From: Commercial Trust 26 April 2017 14:33 PM

Commercial Trust
This is a very interesting response Simon, and you make some great points. It's quite clear that neither measure (I don't count the revocation of the wear and tear allowance alongside the stamp duty surcharge or finance cost relief restriction) is intended to adversely affect institutional investors, and the government has made no secret that it wishes to encourage this type of investment. Since the publication of the Montague Report in 2012, the government has been overly concerned with how best to encourage institutional investment. Evidently the Treasury and DCLG are convinced that large-scale build-to-let schemes are the way to solve the housing crisis. But to be attractive to institutional investors, the returns from this type of investment need to be predictably high. So either rental returns need to be high (meaning prohibitive rents), property prices need to keep rising, or both. This is why I don't believe the rhetoric of helping first-time buyers. The government and the Bank of England are doing everything in their power to prevent house prices from falling – in other words, becoming affordable.

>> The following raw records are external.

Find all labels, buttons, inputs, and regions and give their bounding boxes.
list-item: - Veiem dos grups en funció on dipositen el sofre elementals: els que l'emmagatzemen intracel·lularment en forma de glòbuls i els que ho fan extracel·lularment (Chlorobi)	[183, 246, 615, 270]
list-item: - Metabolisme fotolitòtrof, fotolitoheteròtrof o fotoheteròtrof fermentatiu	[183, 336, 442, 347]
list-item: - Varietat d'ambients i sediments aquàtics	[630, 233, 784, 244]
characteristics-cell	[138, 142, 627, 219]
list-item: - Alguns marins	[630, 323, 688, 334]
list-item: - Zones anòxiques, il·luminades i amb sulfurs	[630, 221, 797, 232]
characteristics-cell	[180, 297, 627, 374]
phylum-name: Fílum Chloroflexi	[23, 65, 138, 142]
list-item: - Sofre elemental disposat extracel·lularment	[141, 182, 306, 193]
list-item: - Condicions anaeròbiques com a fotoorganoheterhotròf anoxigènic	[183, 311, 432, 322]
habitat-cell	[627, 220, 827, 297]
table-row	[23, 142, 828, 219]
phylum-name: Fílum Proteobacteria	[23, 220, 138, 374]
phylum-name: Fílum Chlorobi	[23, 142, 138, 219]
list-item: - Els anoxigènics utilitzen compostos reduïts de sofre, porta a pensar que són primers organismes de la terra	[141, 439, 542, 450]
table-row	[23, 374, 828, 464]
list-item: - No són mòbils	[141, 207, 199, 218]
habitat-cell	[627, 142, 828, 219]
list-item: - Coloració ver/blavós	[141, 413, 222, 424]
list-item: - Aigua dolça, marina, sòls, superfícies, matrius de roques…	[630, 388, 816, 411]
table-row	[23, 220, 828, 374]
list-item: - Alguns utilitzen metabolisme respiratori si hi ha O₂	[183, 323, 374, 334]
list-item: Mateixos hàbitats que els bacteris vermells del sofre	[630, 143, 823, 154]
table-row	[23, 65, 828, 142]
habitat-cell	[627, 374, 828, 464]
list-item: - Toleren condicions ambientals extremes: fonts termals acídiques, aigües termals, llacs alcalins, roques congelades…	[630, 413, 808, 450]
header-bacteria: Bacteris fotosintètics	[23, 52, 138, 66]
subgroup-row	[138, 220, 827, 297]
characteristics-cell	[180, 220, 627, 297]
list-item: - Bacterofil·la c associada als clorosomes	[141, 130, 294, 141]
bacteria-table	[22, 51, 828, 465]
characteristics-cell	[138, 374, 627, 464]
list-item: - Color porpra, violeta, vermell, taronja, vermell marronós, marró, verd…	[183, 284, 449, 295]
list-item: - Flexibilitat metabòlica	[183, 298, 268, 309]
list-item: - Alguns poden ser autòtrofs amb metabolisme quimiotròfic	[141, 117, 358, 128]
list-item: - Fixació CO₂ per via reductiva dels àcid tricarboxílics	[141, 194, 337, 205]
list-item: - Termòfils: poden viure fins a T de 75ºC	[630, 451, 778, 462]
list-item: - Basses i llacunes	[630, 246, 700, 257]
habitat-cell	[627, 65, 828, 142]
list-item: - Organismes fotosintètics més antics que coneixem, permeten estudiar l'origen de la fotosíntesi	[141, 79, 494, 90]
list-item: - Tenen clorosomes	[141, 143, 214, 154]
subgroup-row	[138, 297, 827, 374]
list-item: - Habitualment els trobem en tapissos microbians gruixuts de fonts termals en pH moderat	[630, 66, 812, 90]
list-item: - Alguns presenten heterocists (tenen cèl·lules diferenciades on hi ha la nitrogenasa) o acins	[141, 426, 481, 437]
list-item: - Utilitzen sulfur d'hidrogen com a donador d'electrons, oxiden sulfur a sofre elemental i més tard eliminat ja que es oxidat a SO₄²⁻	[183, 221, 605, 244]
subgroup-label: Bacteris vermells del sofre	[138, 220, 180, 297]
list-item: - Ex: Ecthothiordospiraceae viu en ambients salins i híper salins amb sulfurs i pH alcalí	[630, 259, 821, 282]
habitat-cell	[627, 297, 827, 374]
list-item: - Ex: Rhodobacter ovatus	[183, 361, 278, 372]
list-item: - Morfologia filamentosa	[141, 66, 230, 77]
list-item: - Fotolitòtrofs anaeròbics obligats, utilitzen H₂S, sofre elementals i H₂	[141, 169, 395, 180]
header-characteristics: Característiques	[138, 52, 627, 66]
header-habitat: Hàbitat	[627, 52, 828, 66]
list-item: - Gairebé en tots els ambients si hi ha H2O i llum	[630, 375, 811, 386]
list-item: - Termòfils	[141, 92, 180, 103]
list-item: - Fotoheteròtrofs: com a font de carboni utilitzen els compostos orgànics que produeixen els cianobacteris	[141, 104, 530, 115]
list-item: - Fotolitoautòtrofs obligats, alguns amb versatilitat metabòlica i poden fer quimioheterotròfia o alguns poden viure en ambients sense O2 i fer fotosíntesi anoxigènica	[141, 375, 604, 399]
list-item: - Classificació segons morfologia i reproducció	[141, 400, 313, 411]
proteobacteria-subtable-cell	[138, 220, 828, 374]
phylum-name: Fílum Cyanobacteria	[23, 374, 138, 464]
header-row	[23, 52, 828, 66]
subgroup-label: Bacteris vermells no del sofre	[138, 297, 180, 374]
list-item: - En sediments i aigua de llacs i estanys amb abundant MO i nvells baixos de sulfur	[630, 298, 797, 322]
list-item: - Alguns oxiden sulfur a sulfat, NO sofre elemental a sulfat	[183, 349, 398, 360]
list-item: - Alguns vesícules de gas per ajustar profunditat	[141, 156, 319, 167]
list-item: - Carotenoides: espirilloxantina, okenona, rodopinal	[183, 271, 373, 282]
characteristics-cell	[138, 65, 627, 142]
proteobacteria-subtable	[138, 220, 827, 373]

This includes deterring highly-geared investment from private individuals (by restricting buy to let mortgage interest relief) and, potentially, preventing lenders from issuing high-LTV or low-DSCR loans by enabling the Financial Policy Committee to intervene in the sector. So what is the motive? Are the government hoping for an exodus of private investors, enabling institutions to snap up the leftover properties on the cheap? Risky, as if house prices fall, they will take the economy with them; owner-occupiers will become less wealthy in relative terms, consumer spending will fall and credit loss rates will rise. (Does this sound familiar?) More likely is that the government hopes to maintain the current status quo vis a vis prices whilst affecting a transition from a privately driven to institutionally driven sector. Thus, large landlords are encouraged to incorporate, whilst small landlords are penalised and encouraged to sell, probably at a loss. In an ideal world, the housing market would offer affordable and flexible accommodation across all tenures, provided by a mixture of private, institutional and social investment. But several decades of gross mismanagement of the nation's housing have, sadly, made this extremely difficult to provide.